Mind the Gap: Quantifying and Aligning Human-AI Visual Attention for Accident Anticipation
Abstract
Abstract Quantifying and understanding human-AI alignment in high-risk tasks such as traffic accident prediction is crucial for deployment of AI systems. Existing alignment studies, however, focus mostly on the static domain and neglect the importance of attentional processing. Here, we present Attention‑DADA, a dataset of accident and non-accident traffic situations that contains detailed human prediction and frame-level eye gaze annotations. Using this benchmark, we evaluate open- and closed-source, state‑of‑the‑art large vision-language-models (VLMs) in terms of their alignment in accident prediction performance and attentional processing in both zero-shot and attention-guided settings.
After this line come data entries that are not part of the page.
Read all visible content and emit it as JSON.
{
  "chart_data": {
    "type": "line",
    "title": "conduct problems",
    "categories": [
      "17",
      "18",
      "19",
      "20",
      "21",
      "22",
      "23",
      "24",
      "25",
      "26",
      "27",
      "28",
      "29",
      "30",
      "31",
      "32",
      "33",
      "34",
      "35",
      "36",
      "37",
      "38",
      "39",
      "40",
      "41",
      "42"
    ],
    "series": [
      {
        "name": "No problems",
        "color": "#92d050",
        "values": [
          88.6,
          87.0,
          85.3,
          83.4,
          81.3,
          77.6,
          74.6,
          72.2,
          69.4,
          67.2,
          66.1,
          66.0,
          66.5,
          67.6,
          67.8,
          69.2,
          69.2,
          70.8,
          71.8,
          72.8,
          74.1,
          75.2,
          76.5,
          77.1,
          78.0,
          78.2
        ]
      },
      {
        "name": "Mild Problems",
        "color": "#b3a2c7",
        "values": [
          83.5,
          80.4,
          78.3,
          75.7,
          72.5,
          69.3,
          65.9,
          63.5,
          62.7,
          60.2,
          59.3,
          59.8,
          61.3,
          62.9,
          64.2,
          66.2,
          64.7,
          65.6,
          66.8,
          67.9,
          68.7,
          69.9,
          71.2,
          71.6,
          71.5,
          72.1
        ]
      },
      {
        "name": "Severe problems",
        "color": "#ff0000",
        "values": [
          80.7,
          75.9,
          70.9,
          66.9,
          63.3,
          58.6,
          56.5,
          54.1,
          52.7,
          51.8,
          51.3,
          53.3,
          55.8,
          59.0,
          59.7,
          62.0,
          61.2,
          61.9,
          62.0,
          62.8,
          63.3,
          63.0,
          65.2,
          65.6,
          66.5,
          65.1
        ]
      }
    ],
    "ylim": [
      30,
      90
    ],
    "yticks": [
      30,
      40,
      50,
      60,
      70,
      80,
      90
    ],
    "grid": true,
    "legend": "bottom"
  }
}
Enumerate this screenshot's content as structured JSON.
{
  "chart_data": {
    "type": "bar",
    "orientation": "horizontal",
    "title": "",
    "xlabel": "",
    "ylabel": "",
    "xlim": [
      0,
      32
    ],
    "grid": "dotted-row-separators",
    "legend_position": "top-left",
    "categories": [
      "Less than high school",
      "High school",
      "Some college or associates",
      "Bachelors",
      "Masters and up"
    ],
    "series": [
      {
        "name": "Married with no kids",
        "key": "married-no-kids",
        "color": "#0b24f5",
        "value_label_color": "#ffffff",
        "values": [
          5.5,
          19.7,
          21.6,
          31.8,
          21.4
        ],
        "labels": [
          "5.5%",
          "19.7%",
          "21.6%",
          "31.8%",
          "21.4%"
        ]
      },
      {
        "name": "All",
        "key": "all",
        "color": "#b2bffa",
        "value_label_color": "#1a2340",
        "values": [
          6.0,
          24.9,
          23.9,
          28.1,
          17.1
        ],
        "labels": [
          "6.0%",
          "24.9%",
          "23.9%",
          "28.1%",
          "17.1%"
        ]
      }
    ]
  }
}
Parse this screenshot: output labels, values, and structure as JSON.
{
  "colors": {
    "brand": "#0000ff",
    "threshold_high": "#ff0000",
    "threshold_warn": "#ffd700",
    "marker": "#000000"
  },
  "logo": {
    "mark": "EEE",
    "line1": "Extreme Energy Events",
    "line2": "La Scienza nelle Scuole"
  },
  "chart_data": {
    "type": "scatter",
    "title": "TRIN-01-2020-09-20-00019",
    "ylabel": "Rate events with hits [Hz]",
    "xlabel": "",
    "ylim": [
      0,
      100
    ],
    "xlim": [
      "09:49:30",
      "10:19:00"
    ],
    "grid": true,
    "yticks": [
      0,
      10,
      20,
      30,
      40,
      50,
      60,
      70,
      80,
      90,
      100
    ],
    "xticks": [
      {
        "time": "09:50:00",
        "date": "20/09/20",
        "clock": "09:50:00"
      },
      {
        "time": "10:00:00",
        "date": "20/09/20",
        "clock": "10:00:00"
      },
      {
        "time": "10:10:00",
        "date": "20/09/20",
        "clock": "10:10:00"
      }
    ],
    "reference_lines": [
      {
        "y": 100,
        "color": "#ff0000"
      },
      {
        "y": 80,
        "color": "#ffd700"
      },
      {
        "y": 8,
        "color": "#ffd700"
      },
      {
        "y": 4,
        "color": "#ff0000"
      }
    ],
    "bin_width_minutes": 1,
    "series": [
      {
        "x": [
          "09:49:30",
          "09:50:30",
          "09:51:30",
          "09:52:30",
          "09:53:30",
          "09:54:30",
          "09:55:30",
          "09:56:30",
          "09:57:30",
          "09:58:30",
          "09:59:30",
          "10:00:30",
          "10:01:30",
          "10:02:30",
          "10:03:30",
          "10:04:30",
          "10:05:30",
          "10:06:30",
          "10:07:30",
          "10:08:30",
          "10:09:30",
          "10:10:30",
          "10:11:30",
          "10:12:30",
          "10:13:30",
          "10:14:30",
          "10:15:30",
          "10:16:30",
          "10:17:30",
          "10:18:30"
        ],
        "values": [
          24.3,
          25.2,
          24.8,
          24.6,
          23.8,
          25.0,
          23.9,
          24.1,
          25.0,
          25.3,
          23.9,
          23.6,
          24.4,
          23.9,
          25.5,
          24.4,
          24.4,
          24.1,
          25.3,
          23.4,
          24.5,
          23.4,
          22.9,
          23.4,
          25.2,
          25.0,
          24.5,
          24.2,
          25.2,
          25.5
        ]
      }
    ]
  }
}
Our results show that human prediction performance and consistency improve as the event time approaches. Similarly, human attentional patterns show dynamic updating throughout event progression. Conversely, while attention guidance improves VLM prediction performance, both performance and attentional alignment stay significantly below human levels as the event approaches, with the performance gap becoming significant 3.5 seconds (s) prior to the event. These results provide the first quantitative evidence of misalignment both in terms of performance and attentional processing during analysis of time-critical, dynamic events, highlighting the need for future improvements in this area.